UNDER ARMOUR STOCK BOOSTED AS MUTUAL FUND BLACKROCK INC INCREASE THEIR STAKE TO 2.94%

under armour

In the past year or so, Under Armour stock-ticker symbol UAA, has been the classic bear and bull battleground. Most of the time though, forecasts were and still continues to be on the downside advised from the declining revenue growth in their traditional anchor zones of North America.  The fact that UAA further expansion outside the US appeared stagnant and be limited due to slow uptake of the Under Armour brand also fuelled speculation of a further dip below $15.

As a matter of fact, by end of Q2 UAA shareholders were worried as their stock appeared overvalued but Addidas’s, one of its competitor in the Accessories and Apparel sector was somehow undervalued despite expanding at the same pace with even better prospects in Europe where UAA sales are insignificant. Equity analysts had initially but this stock intrinsic value at a $15-$20 to the range before the second quarter earnings report was released back in June.
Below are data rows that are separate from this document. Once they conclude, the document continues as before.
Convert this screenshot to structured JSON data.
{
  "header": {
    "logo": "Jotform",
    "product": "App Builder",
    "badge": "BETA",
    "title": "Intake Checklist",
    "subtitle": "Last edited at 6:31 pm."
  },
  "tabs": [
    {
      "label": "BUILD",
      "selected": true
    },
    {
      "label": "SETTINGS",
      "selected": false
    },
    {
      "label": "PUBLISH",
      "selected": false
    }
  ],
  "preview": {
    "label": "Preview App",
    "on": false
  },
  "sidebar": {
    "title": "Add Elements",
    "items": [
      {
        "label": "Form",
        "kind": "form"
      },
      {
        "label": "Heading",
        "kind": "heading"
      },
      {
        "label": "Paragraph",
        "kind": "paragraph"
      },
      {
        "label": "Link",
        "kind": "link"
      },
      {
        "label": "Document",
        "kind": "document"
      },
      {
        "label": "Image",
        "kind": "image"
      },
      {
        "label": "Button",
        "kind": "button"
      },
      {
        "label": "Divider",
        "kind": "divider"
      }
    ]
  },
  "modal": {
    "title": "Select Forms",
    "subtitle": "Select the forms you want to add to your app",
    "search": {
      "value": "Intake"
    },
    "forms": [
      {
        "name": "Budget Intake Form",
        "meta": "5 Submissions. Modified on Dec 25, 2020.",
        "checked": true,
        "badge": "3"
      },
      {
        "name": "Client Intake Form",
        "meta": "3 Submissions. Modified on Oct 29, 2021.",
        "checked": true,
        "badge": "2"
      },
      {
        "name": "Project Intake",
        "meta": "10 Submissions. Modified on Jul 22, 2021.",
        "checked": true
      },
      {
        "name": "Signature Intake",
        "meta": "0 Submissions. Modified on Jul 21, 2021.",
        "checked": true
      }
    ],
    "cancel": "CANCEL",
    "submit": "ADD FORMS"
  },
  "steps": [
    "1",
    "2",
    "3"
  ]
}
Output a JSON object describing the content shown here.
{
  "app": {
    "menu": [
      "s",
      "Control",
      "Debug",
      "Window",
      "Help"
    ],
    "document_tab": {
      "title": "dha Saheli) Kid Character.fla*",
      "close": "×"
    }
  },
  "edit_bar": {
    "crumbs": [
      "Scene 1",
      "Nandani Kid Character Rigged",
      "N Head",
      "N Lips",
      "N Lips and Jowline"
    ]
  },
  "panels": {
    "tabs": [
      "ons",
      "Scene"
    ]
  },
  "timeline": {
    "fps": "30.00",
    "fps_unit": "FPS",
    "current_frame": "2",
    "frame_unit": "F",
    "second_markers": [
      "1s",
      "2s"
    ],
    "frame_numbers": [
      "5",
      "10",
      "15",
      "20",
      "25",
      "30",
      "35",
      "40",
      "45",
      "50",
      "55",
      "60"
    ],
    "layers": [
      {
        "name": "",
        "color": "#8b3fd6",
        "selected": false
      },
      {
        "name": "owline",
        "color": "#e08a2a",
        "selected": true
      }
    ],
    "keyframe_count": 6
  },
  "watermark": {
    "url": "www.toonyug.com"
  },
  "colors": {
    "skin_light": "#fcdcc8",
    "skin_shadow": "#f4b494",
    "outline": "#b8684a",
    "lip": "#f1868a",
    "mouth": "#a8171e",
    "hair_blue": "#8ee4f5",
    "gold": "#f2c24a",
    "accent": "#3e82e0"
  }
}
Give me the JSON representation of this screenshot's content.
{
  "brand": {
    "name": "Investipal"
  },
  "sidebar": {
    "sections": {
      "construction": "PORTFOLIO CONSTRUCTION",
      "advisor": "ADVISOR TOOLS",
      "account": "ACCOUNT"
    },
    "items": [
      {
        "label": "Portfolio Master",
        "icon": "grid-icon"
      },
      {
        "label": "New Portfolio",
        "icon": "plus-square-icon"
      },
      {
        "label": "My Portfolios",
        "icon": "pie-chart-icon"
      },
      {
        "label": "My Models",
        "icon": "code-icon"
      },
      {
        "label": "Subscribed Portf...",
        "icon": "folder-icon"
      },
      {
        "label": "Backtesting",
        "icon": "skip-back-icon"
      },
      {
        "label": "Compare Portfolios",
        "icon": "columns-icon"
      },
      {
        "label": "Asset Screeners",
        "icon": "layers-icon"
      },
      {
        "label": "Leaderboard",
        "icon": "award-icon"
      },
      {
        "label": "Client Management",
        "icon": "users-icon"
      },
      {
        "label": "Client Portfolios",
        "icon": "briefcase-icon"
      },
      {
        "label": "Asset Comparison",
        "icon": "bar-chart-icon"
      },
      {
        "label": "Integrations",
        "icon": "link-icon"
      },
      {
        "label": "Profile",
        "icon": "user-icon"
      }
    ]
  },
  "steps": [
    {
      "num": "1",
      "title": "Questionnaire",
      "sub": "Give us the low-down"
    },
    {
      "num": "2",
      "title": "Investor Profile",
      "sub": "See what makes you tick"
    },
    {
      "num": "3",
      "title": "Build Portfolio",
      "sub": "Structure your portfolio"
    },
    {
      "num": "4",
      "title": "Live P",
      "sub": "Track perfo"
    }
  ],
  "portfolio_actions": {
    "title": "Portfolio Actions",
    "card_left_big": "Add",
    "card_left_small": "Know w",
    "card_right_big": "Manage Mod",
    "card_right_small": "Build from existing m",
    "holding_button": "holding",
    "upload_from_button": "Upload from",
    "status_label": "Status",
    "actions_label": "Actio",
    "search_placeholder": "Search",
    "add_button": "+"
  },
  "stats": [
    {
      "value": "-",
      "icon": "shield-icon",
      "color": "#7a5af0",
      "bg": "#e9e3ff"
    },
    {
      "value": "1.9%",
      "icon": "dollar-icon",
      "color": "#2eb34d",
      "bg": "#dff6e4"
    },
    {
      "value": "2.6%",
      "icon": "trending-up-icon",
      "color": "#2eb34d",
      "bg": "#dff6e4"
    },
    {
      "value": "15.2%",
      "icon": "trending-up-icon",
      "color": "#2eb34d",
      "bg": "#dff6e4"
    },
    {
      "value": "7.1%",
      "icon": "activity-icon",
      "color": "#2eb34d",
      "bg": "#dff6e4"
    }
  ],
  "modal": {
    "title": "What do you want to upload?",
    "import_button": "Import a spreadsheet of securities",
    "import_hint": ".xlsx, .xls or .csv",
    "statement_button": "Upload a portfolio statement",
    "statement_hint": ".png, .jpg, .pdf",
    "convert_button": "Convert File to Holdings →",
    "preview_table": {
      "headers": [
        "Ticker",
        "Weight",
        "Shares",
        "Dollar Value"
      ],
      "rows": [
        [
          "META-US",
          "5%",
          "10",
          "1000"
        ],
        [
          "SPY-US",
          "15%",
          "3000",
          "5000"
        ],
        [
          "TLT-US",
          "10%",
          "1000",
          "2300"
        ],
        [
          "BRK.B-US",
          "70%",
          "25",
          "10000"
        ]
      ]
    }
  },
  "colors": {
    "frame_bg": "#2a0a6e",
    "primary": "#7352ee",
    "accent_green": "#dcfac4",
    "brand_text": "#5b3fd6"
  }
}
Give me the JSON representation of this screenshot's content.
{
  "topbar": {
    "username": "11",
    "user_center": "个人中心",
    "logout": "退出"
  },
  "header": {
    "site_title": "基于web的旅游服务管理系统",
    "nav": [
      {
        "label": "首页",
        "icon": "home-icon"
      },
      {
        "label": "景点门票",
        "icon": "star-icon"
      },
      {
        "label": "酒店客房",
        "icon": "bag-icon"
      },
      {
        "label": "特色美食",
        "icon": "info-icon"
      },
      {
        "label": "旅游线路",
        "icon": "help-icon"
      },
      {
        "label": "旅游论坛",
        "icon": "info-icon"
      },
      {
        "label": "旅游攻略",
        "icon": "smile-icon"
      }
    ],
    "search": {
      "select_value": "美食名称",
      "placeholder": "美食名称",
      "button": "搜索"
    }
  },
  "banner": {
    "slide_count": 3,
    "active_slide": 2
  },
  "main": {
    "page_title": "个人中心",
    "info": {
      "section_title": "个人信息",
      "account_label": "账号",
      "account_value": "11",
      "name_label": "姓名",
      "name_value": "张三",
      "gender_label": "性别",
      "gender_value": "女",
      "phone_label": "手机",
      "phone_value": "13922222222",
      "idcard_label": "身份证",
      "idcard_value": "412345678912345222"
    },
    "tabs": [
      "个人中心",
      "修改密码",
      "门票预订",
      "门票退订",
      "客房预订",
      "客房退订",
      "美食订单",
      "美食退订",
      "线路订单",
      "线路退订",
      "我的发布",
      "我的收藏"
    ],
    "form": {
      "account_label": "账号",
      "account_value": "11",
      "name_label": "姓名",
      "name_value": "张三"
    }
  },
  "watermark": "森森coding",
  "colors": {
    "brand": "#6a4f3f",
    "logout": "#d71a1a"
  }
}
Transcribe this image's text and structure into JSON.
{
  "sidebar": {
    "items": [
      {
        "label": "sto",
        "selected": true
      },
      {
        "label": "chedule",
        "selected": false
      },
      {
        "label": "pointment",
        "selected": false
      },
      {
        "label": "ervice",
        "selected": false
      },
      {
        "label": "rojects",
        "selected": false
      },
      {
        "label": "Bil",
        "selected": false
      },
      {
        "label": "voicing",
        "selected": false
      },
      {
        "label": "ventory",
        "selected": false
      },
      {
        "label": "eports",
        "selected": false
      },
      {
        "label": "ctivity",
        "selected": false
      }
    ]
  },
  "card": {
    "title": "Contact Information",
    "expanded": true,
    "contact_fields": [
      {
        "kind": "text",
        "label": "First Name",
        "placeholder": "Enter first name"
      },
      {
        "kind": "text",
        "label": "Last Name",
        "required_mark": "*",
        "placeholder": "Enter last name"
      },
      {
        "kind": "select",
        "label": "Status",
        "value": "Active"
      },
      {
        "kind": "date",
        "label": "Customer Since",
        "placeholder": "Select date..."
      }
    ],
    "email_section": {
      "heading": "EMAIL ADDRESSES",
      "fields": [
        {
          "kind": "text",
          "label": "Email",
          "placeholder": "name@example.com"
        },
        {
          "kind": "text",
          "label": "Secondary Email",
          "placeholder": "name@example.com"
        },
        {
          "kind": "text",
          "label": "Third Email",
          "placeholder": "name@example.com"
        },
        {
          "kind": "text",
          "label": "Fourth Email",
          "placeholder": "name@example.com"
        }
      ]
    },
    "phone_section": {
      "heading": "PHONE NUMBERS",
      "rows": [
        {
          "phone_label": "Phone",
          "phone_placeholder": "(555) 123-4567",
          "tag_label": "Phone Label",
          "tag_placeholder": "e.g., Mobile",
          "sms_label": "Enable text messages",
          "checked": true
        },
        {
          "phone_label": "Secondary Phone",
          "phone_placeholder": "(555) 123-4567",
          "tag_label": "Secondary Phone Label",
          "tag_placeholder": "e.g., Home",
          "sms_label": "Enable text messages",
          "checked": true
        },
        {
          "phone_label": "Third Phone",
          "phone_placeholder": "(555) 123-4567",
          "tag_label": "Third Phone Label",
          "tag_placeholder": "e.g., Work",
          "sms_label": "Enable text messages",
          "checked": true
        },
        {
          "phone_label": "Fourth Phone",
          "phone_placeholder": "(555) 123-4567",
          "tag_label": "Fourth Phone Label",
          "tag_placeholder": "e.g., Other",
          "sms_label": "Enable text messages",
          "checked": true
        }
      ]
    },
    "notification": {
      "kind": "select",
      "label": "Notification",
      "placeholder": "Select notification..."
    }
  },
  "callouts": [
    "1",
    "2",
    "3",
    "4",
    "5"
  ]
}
Remember in Q1, UAA common stock crashed 25% after earning reports pointed to slow revenue growth and the fact that Addidas-who is in a better financial and competitive position had displaced it as the number one brand in the US.

Anyway, from the look of things, Under Armour’s slide is about to come to an end. First off, there has been a slight improvement in the all-important revenue growth and some stability in Under Armour’s core market, the US, is pulling it out of the dungeons. Recent UAA financial reports point to recovering prospects.

The company outperformed investor expectations with revenue-a key benchmark-expanding to $1.09B against a forecast of $1.08B representing annualized growth of 8.7%. Earnings per share also expanded to – $0.03 up by $0.03 against a forecast of -$0.06 boosting Under Armour net margin to 4.38%. This company performance metric was stellar, to say the least, and helped price stabilize around UAA’s YoY lows of $15.92 and as markets opened on Friday, it was hovering at the 50 periods moving the average of $16.82 at $16.19.

To put this into perspective, UAA has common stock price is 102% less volatile than S&P 500 index, a price-earnings ratio of 32 and a market cap of $7.14B. Compared to their competitors, insider and institutional ownership are still below the sector’s average at 16.5% and 30.5%. Generally, low institutional and insider ownership means the low confidence by hedge funds and institutions for the company to outperform the market in the medium t long term. Most importantly though, analyst’s consensus put Under Armour common stock price at $19.68 which is just within the $15-$20 range. At $19.68, that’s an upside potential of 21.11% clearly outperforming competitors by 16%.

This pound to pound comparison has triggered a shift in sentiment among equity analysts who expect UAA stock to recover after more than 6 quarters of decline. Vetr and Jeffries Group have reassessed the stock and their research notes moved it from a hold to a buy rating with an objective price of $23.24 and $28 respectively.

According to Security and Exchange Commission file reports for Q2, BlackRock Inc, New York-based mutual funds in the world managing over $5.7T in assets, has upped their ownership in Under Armour to 2.94% after purchasing 10,977,104 shares worth over $238M after Q2. Other funds and state organs followed suit with Tennessee Treasury adding a $4.3M stake in UAA stock while investment management funds Schwab Charles and Chilton Investments added $18.7M and $15.3M of UAA shares in their portfolio.